# Sunbeam bread maker model 5842



## Use Less (Nov 8, 2007)

We bought this "like new" at Ronald McDonald sale, but no booklet. I can buy one online for more than the machine cost. I can't find a free download that doesn't require agreeing to the supplier's toolbar. _So not doing that_. If you happen to own this, can you give me the recipe for plain white bread from the manual? I figure I can adjust other recipes if I have one to start from. Thanks.


----------



## OnlyMe (Oct 10, 2010)

I have the Sunbeam 5891 with the manual & recipes if you think that will help.

PM me with your e-mail and I will scan the recipe for you.


----------



## Kristinemomof3 (Sep 17, 2012)

I never bake actual bread in my breadmachines (yes, I own 2 that I use on a regular basis and actually have a spare in the attic, all free from freecycle) but could share dough recipes if you wanted. I'm not home, but I have pizza dough, French bread dough, cinnamon rolls and dinner roll dough that I make all the time.


----------



## Usingmyrights (Jan 10, 2011)

Sunbeam should have the recipes online at their site. That's where I got my garlic herb bread recipe.


----------



## Harry Chickpea (Dec 19, 2008)

http://www.sunbeam.com/Manuals/MANUALS/005891-000-000_43_4357793.PDF

Not precisely your model number, but probably close enough for you to decipher the settings.


----------



## calliemoonbeam (Aug 7, 2007)

Here's a direct link for a free PDF manual for the Sunbeam/Oster 5841/5842 breadmaker. They combined companies at some point, so it looks like they had breadmakers out under both names then. It's 80 pages long, 0.69 MB. Hope this helps! 

http://data.manualslib.com/pdf2/33/3241/324029-sunbeam/5841.pdf?bde5e6b990d1228147331fd05d8d3743


----------



## Turtle Bean (May 25, 2008)

FYI - I have this model. It's great for kneading, first rise, and second kneading. Then I take the dough out and do the final rise in my own bread pans and bake in the oven.
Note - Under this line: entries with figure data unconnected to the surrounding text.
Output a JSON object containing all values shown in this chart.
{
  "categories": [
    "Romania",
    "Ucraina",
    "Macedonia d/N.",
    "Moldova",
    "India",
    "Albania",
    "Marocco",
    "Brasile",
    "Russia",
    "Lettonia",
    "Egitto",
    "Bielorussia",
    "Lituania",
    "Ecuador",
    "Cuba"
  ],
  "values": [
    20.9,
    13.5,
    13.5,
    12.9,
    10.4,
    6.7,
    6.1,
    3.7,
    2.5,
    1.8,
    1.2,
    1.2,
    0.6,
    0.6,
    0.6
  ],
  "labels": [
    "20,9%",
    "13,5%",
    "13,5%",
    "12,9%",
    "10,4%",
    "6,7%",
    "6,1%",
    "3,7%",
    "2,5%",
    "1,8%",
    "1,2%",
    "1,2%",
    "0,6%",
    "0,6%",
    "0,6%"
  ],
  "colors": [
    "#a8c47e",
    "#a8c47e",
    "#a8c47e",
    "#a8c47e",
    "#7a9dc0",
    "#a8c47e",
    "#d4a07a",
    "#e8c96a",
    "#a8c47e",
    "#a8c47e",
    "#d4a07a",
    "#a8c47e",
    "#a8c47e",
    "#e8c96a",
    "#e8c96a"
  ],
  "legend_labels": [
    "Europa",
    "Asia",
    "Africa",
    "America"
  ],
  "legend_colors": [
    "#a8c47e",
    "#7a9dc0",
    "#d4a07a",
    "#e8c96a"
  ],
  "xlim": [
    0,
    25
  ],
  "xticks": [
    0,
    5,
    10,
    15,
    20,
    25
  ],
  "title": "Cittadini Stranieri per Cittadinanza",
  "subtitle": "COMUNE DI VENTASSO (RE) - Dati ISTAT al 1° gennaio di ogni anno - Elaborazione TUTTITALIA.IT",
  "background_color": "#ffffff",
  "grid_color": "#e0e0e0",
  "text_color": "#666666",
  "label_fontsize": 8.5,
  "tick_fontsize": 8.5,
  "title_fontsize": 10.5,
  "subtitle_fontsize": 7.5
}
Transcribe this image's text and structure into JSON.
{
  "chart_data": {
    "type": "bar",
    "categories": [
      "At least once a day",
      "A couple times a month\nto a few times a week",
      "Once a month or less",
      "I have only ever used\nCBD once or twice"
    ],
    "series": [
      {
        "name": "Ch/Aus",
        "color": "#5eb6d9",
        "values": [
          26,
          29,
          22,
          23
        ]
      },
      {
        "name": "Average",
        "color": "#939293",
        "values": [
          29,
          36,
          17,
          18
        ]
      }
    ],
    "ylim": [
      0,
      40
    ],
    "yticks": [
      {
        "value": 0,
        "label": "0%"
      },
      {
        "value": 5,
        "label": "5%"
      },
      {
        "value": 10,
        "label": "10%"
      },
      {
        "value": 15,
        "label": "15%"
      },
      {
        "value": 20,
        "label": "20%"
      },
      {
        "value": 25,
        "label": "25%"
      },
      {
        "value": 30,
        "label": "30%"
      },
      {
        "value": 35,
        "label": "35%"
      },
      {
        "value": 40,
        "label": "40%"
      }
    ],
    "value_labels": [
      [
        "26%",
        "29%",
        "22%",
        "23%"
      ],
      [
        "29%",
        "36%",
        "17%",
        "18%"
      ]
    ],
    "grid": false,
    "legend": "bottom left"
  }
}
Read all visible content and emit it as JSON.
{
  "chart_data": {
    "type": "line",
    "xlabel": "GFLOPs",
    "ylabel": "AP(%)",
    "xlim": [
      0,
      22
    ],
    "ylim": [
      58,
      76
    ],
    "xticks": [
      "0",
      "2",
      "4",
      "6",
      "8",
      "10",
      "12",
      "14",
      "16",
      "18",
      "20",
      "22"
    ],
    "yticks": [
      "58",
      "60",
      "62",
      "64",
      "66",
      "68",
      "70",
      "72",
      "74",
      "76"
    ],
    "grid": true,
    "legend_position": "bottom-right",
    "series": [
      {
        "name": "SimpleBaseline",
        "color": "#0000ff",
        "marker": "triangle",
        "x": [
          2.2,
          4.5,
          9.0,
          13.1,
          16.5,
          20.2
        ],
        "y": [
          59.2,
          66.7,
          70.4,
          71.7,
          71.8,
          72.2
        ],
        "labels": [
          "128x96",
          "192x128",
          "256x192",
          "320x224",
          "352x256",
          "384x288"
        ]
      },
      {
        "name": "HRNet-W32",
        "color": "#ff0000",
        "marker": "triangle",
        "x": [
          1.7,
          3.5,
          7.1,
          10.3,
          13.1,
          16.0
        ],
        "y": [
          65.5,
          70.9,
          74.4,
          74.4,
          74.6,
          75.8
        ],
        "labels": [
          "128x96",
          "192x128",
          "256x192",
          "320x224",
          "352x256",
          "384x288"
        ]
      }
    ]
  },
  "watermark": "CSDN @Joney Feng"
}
For some reason, this model just doesn't bake bread as well as some of my past bread makers.


----------



## Dusky Beauty (Jan 4, 2012)

I think most of us bread maker owners prefer them for making doughs... there's just no way to get around that "breadmaker bread" taste..much better to use it for the mixing and raising then finish in the oven. 

Kids and husbands still eat it... it just bugs _me_ to know the flavor is a teeny bit "off".


----------



## Ardie/WI (May 10, 2002)

Dusky Beauty said:


> I think most of us bread maker owners prefer them for making doughs... there's just no way to get around that "breadmaker bread" taste..much better to use it for the mixing and raising then finish in the oven.
> 
> Kids and husbands still eat it... it just bugs _me_ to know the flavor is a teeny bit "off".


I understand what you mean about that certain taste.

I also use my my machines just for making dough and the first rise. I always disliked that hole in the bottom of the loaf that happened when it was baked in the bread maker.


----------



## maxbetta (May 6, 2013)

I know this isn't specific to your brand of bread machine, but I thought I'd share a link for one of my favorite sites that has a ton of recipes.

Hillbilly Housewife


----------



## Use Less (Nov 8, 2007)

Thanks for all the help. Y'all are the best. I printed part of the 80 pages, and looked at the sites suggested.


----------